Dengan demikian, klaim mengenai pencairan BSU Januari 2026 belum dapat dipastikan kebenarannya dan masyarakat diminta menunggu pengumuman resmi dari pemerintah.
Baca Juga:
Asyik! Purbaya Bebaskan Pajak bagi Pekerja Penghasilan di Bawah Rp10 Juta
Cara Daftar Sertifikat Halal Gratis SEHATI 2026, Lengkap dengan Syarat dan Tahapannya
Cara Cek Status BSU Ketenagakerjaan Terakhir
Meskipun belum ada pencairan lanjutan, pekerja tetap dapat melakukan pengecekan status kepesertaan dan riwayat BSU melalui kanal resmi pemerintah.
1. Cek BSU melalui Website Kemnaker
Pekerja dapat mengecek status BSU melalui situs resmi Kemnaker dengan langkah berikut:
- Mengakses laman bsu.kemnaker.go.id
- Mengisi data diri seperti NIK, nama lengkap, nama ibu kandung, nomor ponsel aktif, dan email
- Memasukkan kode keamanan
- Klik tombol cek status
Jika terdaftar sebagai penerima, sistem akan menampilkan notifikasi status penyaluran bantuan.

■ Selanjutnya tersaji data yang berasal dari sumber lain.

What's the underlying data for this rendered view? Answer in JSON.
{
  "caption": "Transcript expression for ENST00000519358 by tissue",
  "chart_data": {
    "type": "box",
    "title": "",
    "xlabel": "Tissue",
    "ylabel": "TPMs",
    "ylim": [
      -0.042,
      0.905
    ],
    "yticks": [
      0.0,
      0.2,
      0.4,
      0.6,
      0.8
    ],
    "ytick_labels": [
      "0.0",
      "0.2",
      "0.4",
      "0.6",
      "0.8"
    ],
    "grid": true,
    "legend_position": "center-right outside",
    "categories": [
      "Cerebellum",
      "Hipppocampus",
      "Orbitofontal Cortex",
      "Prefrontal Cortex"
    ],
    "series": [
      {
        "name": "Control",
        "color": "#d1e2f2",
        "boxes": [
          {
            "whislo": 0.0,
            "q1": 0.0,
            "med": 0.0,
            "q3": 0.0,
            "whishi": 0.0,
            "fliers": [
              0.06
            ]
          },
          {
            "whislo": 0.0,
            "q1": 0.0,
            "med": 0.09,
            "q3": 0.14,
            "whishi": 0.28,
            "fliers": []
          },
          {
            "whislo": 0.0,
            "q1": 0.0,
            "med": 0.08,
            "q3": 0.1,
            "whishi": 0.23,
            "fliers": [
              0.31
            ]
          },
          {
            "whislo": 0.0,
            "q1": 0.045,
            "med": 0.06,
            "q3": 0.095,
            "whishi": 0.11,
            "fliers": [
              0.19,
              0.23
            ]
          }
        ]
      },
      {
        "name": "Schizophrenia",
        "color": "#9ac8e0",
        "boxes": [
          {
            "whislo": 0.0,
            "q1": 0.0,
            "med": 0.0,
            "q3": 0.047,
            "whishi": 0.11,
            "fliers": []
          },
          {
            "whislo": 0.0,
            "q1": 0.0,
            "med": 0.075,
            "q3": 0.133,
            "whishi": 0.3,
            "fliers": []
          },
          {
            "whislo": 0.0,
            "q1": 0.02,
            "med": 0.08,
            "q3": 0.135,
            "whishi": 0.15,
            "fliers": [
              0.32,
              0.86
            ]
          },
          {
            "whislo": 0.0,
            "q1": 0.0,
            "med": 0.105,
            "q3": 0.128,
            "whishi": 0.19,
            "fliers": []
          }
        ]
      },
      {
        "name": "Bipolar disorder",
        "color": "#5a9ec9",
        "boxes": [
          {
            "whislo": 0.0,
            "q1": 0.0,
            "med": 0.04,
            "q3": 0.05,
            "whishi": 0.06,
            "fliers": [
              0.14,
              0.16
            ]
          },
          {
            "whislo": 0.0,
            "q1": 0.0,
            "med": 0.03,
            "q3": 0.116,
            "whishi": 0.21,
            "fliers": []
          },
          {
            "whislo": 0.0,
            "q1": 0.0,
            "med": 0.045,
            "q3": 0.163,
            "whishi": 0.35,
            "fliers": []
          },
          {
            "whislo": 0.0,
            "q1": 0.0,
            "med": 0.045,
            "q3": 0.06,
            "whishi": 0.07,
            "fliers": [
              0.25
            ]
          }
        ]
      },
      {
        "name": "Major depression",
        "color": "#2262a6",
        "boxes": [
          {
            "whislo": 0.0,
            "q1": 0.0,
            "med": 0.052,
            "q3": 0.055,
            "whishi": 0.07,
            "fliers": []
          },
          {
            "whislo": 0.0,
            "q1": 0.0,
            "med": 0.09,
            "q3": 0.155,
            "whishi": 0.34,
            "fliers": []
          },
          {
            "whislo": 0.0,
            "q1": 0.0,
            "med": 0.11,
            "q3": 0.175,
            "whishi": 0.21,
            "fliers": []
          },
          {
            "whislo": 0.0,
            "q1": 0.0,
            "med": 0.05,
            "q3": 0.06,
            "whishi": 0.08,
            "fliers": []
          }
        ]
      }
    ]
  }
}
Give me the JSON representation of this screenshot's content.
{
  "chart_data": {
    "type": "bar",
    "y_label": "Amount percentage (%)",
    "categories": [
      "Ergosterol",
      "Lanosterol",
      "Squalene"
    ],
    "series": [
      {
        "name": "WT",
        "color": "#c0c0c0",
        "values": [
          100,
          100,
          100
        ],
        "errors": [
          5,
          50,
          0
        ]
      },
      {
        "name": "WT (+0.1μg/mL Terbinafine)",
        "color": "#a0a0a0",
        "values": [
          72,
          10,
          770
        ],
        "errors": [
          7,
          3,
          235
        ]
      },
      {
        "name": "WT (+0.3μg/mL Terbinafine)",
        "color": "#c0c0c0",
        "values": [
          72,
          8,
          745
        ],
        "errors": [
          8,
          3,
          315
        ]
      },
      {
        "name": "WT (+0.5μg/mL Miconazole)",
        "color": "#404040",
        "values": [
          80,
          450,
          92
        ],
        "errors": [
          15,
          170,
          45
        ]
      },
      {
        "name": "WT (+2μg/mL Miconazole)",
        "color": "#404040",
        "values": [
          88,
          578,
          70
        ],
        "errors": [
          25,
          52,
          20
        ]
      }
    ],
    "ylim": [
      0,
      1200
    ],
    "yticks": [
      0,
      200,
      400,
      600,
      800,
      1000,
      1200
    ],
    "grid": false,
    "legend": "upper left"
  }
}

2. Cek BSU melalui Aplikasi JMO
Alternatif lain adalah melalui aplikasi Jamsostek Mobile (JMO) dengan tahapan:
- Mengunduh aplikasi JMO melalui toko aplikasi resmi
- Login atau membuat akun baru
- Memilih menu BSU
- Sistem akan menampilkan status kepesertaan dan riwayat bantuan
Jika tidak memenuhi kriteria, akan muncul keterangan bahwa pekerja tidak terdaftar sebagai penerima.
Berdasarkan informasi resmi hingga awal Januari 2026, pencairan BSU belum dipastikan dan masih menunggu evaluasi serta kebijakan lanjutan dari pemerintah. Tidak ada jadwal resmi maupun keputusan final terkait penyaluran BSU tahun 2026.
Pekerja diimbau untuk tetap mengandalkan sumber informasi resmi dan berhati-hati terhadap kabar yang beredar di luar kanal pemerintah.